Valgono di più auto, appartamento e magazzino o l’interfaccia software? Nasce l’economia della intermediazione
Perché oggi una patente, o addirittura un’auto, hanno un valore inferiore a un’interfaccia?
Perché la macchina, la patente – e persino un navigatore satellitare – sono a disposizione di tutti, l’interfaccia ce l’ha solo l’operatore.
Che si chiamino ride sharing, carpooling o car sharing, le realtà che stanno cambiando il modo di usare auto altrui per un servizio proprio hanno tutte qualcosa in comune. Anzi, proprio tutti i “fenomeni del business legati alla creazione di exponential organization come Uber, Airbnb o Lending Club” che Fabio Troiani di BIP chiama fenomeno di “uberizzazione”, hanno tutti qualcosa in comune.
Si muovono tutti velocemente, lavorano e gestiscono big data, costruiscono i loro modelli di business guidati dalla domanda degli utenti/consumatori, puntano sugli asset del software: programmi digitali, interfacce e app.
Uber e tanti altri business “sono esempi di una nuova tipologia di struttura organizzativa, in grado di generare valore a un ritmo mai visto prima nel mondo del business” scrive Samil Ismail in Exponential Organizations e dimostra che non serve più accumulare metri quadri per essere Airbnb, acquistare flotte aziendali per diventare Uber, o avere magazzini pieni di libri per trasformarsi in Amazon.
Nel caso di Uber, o di altri come BlaBlaCar, l’asset con cui lavorare non è più la macchina, non è la patente, non è la benzina, perché queste ce le hanno tutti. Uber addirittura non ha personale: la gestione di queste imprese è sistemica, spesso in mano a un software, e non fisica; è direttamente gestita dall’utente, attraverso lo smartphone. Inoltre non esistono costi marginali per l’aggiunta di un’automobile o di un autista (che non è più nel perimetro della proprietà). Semplicemente perché ciò che non ha valore non deve essere necessariamente detenuto dall’azienda.
Cambiano così alcuni dei più importanti paradigmi di gestione aziendale degli ultimi anni, come il CRM – Customer Relationship Management – attivato dall’azienda, che si schianta sulle nuove tecnologie guidate dall’utente ed è sostituito dal Vendor Relationship Management – VRM – termine coniato da Doc Searls di Harvard per definire un sistema nuovo, guidato proprio dai clienti che manifestano le loro intenzioni d’acquisto e di servizio da soli, senza che il processo sia analizzato ex post dall’impresa.
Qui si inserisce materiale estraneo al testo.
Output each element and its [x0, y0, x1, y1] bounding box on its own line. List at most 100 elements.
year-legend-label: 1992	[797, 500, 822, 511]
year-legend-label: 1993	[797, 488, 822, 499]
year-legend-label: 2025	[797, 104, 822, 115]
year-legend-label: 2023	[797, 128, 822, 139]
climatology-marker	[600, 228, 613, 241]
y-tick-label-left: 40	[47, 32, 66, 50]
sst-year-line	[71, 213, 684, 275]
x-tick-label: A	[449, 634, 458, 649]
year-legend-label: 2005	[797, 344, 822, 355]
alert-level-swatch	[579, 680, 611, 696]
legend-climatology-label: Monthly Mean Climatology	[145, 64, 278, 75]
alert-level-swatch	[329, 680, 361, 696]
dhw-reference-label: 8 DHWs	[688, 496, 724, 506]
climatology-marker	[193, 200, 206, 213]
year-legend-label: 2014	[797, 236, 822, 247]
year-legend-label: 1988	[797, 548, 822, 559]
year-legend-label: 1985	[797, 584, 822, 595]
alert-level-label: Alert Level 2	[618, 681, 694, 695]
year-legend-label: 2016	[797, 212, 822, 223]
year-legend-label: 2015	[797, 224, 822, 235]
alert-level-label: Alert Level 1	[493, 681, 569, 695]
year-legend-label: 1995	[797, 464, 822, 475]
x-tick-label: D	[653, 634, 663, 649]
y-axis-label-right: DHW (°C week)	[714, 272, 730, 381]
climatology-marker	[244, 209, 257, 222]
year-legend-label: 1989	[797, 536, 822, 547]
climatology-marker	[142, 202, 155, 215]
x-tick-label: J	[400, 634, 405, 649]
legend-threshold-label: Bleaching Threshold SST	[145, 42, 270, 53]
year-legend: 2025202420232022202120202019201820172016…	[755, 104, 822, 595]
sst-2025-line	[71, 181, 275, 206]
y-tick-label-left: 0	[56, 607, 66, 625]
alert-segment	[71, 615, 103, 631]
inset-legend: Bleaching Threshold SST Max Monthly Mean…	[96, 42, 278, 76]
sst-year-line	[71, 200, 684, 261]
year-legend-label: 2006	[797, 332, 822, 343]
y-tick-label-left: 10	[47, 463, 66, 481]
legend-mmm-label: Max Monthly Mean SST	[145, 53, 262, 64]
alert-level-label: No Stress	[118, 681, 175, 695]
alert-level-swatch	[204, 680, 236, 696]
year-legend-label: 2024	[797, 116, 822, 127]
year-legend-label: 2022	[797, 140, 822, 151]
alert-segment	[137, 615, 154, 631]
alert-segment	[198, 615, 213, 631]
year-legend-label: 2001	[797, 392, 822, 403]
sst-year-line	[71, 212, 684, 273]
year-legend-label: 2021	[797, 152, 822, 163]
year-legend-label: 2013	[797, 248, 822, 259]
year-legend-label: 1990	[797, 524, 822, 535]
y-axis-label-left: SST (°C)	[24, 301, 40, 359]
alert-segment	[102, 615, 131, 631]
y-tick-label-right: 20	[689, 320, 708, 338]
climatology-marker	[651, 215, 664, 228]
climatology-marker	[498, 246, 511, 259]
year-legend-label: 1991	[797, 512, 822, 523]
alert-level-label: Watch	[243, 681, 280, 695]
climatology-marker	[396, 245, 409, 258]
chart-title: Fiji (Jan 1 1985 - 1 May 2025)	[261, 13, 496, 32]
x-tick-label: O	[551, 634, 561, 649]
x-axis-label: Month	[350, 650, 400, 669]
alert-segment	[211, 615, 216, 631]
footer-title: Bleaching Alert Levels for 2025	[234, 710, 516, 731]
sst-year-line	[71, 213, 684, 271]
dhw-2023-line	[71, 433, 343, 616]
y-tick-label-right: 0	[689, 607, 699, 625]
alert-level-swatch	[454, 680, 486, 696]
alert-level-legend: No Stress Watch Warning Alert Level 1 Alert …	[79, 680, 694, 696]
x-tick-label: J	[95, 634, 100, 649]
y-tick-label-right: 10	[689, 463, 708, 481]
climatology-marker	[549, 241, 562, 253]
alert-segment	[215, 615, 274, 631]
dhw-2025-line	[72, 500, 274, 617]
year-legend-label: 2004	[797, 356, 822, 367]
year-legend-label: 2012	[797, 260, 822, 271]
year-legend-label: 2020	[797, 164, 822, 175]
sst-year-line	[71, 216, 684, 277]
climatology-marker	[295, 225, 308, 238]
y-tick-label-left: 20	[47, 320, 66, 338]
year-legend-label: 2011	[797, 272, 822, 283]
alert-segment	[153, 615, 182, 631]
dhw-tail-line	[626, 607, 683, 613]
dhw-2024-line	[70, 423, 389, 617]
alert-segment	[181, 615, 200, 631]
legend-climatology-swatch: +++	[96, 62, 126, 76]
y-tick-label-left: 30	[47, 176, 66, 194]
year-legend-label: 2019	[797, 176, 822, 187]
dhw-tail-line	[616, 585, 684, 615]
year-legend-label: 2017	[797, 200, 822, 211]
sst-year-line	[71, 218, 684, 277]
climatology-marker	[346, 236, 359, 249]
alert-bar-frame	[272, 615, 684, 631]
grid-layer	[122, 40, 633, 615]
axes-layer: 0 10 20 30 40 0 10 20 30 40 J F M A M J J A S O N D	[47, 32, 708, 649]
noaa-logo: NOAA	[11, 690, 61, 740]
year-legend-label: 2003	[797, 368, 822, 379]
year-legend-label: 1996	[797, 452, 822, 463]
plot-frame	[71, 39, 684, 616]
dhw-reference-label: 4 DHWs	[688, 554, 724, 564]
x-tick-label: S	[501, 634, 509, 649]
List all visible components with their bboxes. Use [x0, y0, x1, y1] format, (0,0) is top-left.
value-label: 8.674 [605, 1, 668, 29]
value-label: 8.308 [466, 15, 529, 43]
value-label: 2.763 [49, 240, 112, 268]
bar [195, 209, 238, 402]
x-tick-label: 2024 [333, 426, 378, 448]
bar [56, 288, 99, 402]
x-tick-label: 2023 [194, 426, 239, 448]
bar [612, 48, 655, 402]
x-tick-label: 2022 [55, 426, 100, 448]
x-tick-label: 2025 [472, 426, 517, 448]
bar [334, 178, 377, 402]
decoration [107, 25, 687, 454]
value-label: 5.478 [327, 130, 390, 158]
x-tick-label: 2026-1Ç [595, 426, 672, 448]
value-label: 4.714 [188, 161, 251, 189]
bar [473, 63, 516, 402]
Ecco allora che “Il valore è nell’interfaccia software, non nel prodotto”, come scrive il vicepresidente di Havas Media Tom Goodwin: il valore, quindi, non è nell’auto, me nemmeno nel personale, che non può essere specializzato per un lavoro così basic come guidare una macchina: una cosa che appunto sappiamo fare tutti. E infatti, parlando dei driver spazzati via dalle nuove app digitali, Roger Kay di Forbes li descrive come “inservibili, inesperti, anziani, senza risorse e adatti solo ai lavori manuali”.
Ma più che concentrarsi sui lavoratori “rimpiazzati dalle tecnologie”, dove un server è più importante di un autista – che in realtà combatte oggi per un asset vetusto come la licenza e non per il suo lavoro, che avrebbe comunque – sarebbe interessante chiedersi su quali armi puntare per salvare o adeguare il proprio lavoro alla modernità digitale. Viene in aiuto Venturebeat, con “Come proteggerti in quanto intermediario in un mercato”: tentando di salvarci dalla disintermediazione, fa capire il confronto tra attività a zero asset (auto, patente, scaffali di libri…), contro attività a full asset (interfaccia software, rapporto diretto col cliente). Il tutto sta nel difendere non il proprio terreno conquistato in anni di licenze, rapporti sindacali e orari di lavoro, ma nel conservare uno strettissimo e diretto rapporto col cliente/utente, per rispondere quanto prima alle sue esigenze. Lì il valore dell’intermediazione è massimo, e non si può saltare.
Infatti, nel caso di Uber, viene accuratamente vietata la possibilità che conducente e cliente si scambino il numero di cellulare. Ecco perché è più importante l’interfaccia, che fa la parte di massimo valore del processo aziendale odierno: collega acquirente e venditore. Il resto, ovvero la materia prima, non è più così importante, infatti il più popolare media owner (Facebook) non crea contenuti, la più grande azienda di servizio taxi (Uber) non è proprietaria di auto, così come il più grande retailer (Alibaba) non ha un magazzino e il più grande fornitore di alloggi (Airbnb) non è proprietario di immobili.